American journalist (1887–1962)

Lucia Loomis (also known as Lucia Loomis Ferguson and Mrs. Walter Ferguson; March 29, 1887 – February 27, 1962) was an American suffragist and journalist from the U.S. state of Oklahoma.

Loomis was born in Boggy Depot, Indian Territory. She met Walter Ferguson while attending the University of Oklahoma and they married after her graduation in 1908. The couple bought the Cherokee Republican newspaper and managed the paper with her husband. After selling the paper in 1919, she wrote for Elva Shartel Ferguson's Watonga Republican and she wrote the syndicated "A Woman's Viewpoint" column to compete with Edith Cherry Johnson's column in The Daily Oklahoman. She also wrote the "lovelorn" column in the Tulsa Tribune.

==Biography==
Lucia Loomis was born on March 29, 1887, in Boggy Depot, Choctaw Nation, Indian Territory, (now Oklahoma) to Dr. Enos O. Loomis and Lena Arbogast. She attended school in Denison, Texas, at St. Xavier's Academy. After graduation she attended Hardin College before transferring to the University of Oklahoma. There she met Walter Ferguson and the couple married after her graduation in 1908. The couple moved to Alfalfa County and purchased the Cherokee Republican. She co-managed the paper with her husband and they would debate women's suffrage in a column, although both privately supported enfranchisement. She served as the vice president of the Oklahoma State Press Association in 1914 and 1915. She was elected chair of Alfalfa County, Oklahoma's first National American Woman Suffrage Association in 1918 and helped campaign for the passage of the 19th Amendment. During World War I, Herbert Hoover appointed her county chair of the Food Pledge Card Campaign Committee and she served on the Alfalfa County Council of Defense.
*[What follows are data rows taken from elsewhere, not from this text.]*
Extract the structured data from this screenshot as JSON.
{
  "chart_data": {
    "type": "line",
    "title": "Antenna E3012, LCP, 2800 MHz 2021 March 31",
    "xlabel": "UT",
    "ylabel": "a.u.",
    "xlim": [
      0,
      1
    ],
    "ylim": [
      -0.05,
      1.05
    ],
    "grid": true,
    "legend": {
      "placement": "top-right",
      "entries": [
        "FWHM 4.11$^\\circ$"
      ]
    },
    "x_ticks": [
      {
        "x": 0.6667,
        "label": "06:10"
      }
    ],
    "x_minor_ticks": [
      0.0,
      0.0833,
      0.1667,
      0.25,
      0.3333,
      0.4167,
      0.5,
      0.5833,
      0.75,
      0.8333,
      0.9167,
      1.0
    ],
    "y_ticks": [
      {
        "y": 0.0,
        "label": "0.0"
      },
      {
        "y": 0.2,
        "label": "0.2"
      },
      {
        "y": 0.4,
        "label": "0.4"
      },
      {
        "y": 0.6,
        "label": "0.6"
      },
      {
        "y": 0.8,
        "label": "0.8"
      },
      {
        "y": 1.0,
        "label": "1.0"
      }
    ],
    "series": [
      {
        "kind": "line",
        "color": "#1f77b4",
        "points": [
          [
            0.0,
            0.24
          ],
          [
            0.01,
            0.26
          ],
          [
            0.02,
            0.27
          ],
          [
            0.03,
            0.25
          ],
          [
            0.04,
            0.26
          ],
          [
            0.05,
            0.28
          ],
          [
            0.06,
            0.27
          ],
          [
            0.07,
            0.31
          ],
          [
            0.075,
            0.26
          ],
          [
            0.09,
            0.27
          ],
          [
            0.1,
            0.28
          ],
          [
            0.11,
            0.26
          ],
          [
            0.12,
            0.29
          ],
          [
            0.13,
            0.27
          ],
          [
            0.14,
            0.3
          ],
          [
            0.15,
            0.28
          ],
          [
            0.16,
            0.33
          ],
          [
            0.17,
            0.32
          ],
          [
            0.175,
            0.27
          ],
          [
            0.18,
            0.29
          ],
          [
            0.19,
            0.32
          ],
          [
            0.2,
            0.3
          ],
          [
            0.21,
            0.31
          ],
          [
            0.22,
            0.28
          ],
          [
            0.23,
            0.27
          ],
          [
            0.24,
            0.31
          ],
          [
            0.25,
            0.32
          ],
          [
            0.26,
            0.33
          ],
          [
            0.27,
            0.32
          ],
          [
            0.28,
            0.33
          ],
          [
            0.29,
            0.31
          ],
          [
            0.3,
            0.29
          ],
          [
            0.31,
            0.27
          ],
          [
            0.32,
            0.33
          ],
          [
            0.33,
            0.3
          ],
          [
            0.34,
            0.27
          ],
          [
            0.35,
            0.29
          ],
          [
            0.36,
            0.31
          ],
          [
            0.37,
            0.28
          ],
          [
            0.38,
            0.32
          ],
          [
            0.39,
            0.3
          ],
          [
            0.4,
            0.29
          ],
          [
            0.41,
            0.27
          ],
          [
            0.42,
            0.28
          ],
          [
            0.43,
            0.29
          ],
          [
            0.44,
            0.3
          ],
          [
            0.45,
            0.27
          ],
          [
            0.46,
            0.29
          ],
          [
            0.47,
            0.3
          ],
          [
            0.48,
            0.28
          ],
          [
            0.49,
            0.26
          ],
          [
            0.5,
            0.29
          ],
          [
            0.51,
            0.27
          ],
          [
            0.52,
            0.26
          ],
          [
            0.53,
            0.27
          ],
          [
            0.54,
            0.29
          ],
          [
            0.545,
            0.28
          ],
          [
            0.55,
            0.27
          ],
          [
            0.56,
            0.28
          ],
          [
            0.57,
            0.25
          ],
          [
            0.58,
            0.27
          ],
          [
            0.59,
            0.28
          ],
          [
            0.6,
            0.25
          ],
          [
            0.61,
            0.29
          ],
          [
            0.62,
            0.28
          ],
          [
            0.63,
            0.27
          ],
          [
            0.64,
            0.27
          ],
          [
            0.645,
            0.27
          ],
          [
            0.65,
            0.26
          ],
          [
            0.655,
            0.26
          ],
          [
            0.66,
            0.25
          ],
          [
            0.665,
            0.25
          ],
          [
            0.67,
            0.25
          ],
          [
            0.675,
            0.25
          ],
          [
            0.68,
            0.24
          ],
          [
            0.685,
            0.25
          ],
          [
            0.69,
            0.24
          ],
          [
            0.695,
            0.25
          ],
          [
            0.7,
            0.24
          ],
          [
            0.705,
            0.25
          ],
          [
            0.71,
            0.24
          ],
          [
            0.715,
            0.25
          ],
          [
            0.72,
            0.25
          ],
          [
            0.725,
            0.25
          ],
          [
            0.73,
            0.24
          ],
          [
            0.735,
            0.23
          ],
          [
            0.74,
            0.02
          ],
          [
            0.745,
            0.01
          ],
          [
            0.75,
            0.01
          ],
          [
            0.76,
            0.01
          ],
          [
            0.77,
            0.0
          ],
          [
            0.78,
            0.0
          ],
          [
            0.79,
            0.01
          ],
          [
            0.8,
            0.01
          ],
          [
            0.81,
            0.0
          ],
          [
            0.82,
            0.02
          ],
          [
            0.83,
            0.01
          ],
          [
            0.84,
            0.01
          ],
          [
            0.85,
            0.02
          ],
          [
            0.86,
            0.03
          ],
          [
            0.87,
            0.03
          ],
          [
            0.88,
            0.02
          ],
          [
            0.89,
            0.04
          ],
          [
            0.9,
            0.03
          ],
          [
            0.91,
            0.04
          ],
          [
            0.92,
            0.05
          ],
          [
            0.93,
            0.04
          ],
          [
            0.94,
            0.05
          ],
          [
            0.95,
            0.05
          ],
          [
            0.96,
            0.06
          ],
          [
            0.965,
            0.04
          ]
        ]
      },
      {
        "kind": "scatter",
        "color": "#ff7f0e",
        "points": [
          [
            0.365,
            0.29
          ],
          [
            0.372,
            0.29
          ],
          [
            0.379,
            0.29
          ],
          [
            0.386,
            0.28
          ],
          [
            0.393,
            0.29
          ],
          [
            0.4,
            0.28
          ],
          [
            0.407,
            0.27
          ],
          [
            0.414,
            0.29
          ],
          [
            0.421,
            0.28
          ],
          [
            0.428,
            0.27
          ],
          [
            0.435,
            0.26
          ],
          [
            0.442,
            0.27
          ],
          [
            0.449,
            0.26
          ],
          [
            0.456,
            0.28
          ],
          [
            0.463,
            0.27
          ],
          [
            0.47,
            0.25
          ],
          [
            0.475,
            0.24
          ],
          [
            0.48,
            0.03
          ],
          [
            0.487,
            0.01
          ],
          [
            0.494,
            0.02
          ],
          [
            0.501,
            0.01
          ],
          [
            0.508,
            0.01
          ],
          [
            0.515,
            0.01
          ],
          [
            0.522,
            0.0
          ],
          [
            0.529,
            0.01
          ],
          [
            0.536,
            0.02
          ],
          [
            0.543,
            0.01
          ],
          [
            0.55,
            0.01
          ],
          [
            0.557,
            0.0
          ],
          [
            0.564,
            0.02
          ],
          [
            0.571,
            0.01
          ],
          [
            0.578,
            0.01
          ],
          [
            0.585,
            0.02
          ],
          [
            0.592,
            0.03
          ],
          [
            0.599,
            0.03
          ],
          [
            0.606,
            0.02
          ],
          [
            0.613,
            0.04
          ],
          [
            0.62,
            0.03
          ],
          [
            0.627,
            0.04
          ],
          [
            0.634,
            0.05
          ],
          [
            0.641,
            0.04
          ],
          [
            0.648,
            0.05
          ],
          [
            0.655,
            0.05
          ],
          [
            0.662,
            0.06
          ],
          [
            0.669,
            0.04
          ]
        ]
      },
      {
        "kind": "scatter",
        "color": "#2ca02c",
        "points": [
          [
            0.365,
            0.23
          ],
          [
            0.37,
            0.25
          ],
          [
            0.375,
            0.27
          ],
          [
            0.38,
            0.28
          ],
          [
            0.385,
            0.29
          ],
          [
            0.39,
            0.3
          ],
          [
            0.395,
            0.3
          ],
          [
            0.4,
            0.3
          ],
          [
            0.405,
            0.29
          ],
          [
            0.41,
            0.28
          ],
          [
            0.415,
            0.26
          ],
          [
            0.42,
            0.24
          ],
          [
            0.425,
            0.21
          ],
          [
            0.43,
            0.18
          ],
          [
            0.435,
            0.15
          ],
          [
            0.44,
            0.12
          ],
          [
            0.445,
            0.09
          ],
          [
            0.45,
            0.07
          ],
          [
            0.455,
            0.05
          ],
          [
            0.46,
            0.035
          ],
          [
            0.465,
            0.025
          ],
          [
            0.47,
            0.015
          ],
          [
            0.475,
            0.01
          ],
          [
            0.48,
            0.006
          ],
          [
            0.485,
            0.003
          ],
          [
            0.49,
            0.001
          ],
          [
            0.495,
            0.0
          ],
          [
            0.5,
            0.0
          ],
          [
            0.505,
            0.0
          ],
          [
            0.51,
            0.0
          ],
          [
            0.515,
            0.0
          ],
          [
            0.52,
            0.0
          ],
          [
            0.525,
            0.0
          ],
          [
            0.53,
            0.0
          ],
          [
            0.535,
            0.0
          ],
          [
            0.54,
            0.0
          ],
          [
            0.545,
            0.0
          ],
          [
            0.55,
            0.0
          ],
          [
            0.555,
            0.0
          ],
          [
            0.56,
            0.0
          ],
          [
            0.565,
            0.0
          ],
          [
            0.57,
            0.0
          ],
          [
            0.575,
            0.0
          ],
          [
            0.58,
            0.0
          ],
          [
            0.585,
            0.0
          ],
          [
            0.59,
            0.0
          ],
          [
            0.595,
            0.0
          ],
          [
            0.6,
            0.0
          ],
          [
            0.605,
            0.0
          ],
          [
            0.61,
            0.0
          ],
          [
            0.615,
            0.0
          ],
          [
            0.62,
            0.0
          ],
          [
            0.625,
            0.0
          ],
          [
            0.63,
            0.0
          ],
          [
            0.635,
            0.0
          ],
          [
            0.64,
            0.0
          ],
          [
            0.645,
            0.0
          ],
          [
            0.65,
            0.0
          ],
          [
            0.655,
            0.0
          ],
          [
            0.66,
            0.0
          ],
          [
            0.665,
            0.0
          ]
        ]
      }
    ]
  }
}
In 1919, the couple sold the paper and moved to Oklahoma City, although she continued to publish the occasional article in Elva Shartel Ferguson's Watonga Republican. In 1922 she started writing the "A Woman's Viewpoint" column for the Oklahoma News to compete with Edith Cherry Johnson's column in The Daily Oklahoman. In 1928, they moved to Tulsa and she started writing the "lovelorn" column for the Tulsa Tribune. Walter died in 1936 and Loomis became active in Tulsa philanthropy. She was inducted into the Oklahoma Hall of Fame in 1937. She died in an automobile accident on February 27, 1962, near Cross City, Florida, and was buried at Rose Hill Mausoleum in Tulsa, Oklahoma. She was posthumously inducted into the Oklahoma Journalism Hall of Fame in 1999.